The second series is triggered when a subscriber clicks through to your sales page but doesn’t convert. Many email marketing services have a remarketing option that allows you to target email campaigns to people who have added products to their shopping cart, but not made a purchase. In this case, you could be sending abandoned shopping cart reminders or extra discount codes to get visitors back to finish the sale.
The third series is triggered when your customer make the main product purchase but doesn’t purchase the cross-sell or the upsell. For the company selling rice cookers and a cookbook, the email followup content could include a discount code for the cookbook or continued teasers for recipes they could be trying with your new rice cooker.
The fourth series is triggered when the customer makes the main product purchase and the upsell. This series of emails is a customer satisfaction series and includes content that helps the customer get the most out of their product or service.
Businesses with more products, upsells, cross-sells, and downsells will find themselves managing many email lists, email series, and email automations. While they may be tricky to set up at first, the result will be a profitable sales funnel that ultimately can manage itself as a passive income stream, based on the type of products and services you offer.
Part VI Traffic Channels
Once you have completed your sales funnel, you will need to get potential customers into it. Most businesses depend on a mix of organic and paid search and social media marketing along with PR outreach to build brand awareness, authority, and traffic.

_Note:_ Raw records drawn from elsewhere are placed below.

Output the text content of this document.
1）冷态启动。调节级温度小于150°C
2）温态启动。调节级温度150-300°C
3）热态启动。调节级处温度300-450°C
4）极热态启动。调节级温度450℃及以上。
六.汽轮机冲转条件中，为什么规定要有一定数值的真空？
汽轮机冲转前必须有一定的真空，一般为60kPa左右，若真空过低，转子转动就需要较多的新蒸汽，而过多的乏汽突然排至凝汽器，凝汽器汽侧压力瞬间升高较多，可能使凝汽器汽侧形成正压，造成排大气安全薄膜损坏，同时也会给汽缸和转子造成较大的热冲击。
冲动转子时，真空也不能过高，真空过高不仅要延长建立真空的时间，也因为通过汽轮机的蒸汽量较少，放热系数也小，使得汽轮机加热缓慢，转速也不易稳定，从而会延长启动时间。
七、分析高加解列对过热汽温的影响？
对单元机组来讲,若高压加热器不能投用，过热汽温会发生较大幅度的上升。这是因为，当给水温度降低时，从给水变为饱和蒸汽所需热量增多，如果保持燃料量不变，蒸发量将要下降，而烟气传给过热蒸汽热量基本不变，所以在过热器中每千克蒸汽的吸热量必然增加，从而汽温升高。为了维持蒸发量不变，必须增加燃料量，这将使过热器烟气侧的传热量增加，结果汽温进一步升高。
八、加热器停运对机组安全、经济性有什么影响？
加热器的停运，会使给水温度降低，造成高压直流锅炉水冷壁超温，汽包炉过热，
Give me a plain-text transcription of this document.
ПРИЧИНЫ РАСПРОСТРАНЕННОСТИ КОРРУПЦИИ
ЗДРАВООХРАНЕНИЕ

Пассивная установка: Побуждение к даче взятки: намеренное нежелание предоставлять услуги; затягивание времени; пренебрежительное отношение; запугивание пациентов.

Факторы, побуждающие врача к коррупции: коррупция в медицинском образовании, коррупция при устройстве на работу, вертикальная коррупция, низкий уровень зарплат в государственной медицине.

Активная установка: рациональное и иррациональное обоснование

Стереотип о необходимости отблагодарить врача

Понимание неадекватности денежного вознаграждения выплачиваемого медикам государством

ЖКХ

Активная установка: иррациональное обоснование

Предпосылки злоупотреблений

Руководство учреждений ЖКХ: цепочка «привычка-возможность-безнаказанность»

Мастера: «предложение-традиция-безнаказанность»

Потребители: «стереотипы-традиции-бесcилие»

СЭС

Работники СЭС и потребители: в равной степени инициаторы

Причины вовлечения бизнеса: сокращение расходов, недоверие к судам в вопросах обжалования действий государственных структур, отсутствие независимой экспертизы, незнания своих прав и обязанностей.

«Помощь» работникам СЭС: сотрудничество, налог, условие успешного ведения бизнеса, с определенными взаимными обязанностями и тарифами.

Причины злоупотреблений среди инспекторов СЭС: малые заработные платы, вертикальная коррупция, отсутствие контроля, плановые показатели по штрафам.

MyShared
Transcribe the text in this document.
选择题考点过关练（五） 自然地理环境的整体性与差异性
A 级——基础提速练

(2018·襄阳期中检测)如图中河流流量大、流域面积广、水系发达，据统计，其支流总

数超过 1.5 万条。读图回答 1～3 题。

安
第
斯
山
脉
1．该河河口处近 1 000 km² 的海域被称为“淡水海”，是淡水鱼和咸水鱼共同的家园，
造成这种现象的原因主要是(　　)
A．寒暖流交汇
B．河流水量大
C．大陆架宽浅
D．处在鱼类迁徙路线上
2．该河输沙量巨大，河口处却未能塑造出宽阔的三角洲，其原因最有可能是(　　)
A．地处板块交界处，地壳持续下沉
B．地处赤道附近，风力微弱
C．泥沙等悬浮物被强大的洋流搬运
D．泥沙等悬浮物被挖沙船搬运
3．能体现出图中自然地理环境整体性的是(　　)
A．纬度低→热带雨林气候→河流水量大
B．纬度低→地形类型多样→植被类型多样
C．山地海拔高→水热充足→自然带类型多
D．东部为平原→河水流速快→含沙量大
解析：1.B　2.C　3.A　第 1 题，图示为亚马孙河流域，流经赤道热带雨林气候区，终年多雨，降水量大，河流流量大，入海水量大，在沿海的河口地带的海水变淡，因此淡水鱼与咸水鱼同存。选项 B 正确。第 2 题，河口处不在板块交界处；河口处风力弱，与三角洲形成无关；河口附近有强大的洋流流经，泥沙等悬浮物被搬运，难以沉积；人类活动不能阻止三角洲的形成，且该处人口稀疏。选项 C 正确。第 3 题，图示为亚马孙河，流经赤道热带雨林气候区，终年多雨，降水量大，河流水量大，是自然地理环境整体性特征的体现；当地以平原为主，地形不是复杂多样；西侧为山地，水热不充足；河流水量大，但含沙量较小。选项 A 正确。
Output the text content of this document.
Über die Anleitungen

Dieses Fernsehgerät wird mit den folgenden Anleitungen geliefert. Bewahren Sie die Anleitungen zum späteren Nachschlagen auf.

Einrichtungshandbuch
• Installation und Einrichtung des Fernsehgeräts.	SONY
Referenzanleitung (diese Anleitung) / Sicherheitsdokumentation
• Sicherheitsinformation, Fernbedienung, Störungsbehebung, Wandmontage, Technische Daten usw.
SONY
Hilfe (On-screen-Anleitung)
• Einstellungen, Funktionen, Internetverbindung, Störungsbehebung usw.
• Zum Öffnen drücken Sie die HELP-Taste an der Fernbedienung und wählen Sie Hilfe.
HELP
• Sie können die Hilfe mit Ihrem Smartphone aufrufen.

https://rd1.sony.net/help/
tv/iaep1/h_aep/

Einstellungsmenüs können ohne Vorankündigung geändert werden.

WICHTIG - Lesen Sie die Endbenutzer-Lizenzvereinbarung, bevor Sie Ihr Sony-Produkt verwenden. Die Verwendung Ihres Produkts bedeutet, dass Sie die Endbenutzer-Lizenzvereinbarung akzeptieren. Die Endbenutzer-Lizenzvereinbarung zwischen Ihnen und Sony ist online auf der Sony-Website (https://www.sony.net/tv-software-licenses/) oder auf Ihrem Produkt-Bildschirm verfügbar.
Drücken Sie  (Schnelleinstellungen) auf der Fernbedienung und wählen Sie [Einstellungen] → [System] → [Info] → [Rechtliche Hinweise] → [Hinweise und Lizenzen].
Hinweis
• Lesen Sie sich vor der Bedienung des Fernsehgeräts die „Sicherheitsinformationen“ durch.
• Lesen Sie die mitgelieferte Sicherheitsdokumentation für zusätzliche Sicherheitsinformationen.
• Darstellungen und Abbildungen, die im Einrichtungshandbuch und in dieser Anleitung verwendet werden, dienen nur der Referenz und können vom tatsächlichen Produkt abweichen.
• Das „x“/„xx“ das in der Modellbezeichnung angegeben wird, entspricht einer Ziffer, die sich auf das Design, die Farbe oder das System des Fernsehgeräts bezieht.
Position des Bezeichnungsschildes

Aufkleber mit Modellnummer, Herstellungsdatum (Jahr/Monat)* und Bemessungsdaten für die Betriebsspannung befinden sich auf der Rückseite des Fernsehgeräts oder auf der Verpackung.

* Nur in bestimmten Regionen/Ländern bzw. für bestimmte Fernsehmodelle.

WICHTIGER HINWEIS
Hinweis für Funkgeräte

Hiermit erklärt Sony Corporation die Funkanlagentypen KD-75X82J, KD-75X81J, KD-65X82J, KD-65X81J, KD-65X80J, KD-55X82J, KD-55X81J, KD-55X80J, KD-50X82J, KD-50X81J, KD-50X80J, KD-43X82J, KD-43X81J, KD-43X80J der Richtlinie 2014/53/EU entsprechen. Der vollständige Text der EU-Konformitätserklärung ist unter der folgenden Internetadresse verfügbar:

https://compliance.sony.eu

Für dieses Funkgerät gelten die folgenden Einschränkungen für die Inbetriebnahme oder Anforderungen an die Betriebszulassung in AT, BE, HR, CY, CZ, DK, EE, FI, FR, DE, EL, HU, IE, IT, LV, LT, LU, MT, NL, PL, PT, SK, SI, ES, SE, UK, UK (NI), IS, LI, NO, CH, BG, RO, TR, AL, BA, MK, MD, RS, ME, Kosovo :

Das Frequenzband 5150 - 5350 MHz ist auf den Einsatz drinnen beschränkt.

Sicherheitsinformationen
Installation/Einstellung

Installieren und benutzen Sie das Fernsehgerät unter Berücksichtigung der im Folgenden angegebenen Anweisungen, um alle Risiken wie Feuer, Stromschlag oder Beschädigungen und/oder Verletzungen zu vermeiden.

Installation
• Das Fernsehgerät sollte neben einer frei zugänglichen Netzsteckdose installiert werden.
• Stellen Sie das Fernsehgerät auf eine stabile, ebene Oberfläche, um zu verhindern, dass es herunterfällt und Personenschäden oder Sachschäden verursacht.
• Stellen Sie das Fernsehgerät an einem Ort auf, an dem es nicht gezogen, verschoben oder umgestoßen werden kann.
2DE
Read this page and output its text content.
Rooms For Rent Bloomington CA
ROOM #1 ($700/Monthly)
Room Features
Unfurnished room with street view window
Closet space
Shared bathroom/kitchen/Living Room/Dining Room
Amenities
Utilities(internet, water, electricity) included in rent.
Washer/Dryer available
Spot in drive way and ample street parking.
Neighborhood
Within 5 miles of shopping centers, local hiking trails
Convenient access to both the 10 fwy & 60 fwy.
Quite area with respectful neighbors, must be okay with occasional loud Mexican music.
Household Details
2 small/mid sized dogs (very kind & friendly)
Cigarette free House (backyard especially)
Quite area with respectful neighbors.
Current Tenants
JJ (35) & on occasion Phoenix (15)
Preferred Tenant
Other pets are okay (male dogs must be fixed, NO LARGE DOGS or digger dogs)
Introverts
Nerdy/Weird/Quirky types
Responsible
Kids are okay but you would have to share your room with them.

As you add high-quality blog content to your website, your organic search traffic will begin to naturally increase. In the meantime, you can promote your blog posts on social media by posting links to your company’s profiles and pages. You can also post links to your latest content in some social media groups, Q&A networks, and forums, based on each network’s rules and admins.
In terms of paid advertising, you can use Google advertising to send potential customers directly to your product sales landing pages. Social media advertising on Facebook, Instagram, LinkedIn, and Twitter can be used to direct traffic to blog posts, lead magnet landing pages, and product sales landing pages. You may implement a social media analytics report to track the performance of the posts to see how they are working and how you can enhance them to drive traffic.
To reach larger audiences with your content, you can also try advertising platforms like Taboola or Outbrain. These services will put your content on major media networks like CNN, Time, Mashable, Bloomberg, and similar.
Paid advertising can also be used for remarketing to people who have visited your sales landing pages but not converted into customers. This would allow you to remind people who almost bought your product or service about it again on their favorite search engine, social network, or website.
In Conclusion
Setting up a profitable sales funnel from the start can seem like a challenging task. But once you have funnel designed, your content published, your automation in order, and your traffic on its way, it’s only a matter of time until your website starts generating revenue 24/7 for your business.